Circumstances have diminished their numbers: John Kucera, who would have been guaranteed one of the four starting spots in the downhill, and Francois Bourque, who would have been in the mix, suffered season-ending injuries. So now in the first race, it's down to Osborne-Paradis, his housemate Robbie Dixon, who also grew up skiing Whistler, and who has fully recovered from a concussion suffered in early January, Jan Hudec, who babied himself through the season to protect his oft-injured knees (the other guys took to calling him "bubble boy") hoping that he could lay it on the line and take the necessary risks for one great run, and Erik Guay, who has had a puzzling, disappointing year, but who of late has been rounding into form.

"Once you have your skis on your feet, it's the same as any other race," Guay said, after acknowledging that in everything leading up to then, it's going to be fundamentally different.

It's not just Canada's team that has a few asterisks attached. Didier Cuche of Switzerland, the World Cup downhill leader, will be competing here with a metal plate holding together his broken thumb, and Austria's Michael Walchhofer, one of the favourites, is banged up from a fall in the last World Cup downhill in Kitzbuhel. Start positions, weather conditions, will play a big part on race day. And then, of course, there is the fact that Canada has tried to exploit its home field, much to the annoyance of some of the traditional ski powers.
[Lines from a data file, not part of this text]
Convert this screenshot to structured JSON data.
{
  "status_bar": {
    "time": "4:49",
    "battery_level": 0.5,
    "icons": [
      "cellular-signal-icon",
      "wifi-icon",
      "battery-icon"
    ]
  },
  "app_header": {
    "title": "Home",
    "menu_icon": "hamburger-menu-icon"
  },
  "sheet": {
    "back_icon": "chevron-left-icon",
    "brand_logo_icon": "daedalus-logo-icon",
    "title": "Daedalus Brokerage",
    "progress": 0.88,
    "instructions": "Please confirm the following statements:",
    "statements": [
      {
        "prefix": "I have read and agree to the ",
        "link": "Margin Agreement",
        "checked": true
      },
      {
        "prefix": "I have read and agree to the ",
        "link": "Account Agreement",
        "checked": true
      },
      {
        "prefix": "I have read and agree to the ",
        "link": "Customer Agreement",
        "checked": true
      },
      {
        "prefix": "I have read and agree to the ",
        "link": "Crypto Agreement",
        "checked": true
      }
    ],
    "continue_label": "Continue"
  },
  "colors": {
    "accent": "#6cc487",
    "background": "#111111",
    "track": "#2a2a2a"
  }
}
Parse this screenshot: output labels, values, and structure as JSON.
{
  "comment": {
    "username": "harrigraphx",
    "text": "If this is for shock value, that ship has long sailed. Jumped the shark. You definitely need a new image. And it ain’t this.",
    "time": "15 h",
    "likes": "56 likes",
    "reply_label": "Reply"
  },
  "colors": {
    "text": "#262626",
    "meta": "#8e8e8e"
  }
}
An Austrian journalist asked Osborne-Paradis Monday about that advantage - "unfair" was implied - and for a moment, even the gravity and formality of the Olympics couldn't hold the real Manny back.

"I think," he said, "that I've got a big advantage because I'm skiing really fast right now."

That's the attitude that got him here, and that's the attitude he and his teammates are going to need, especially as that music grows loud.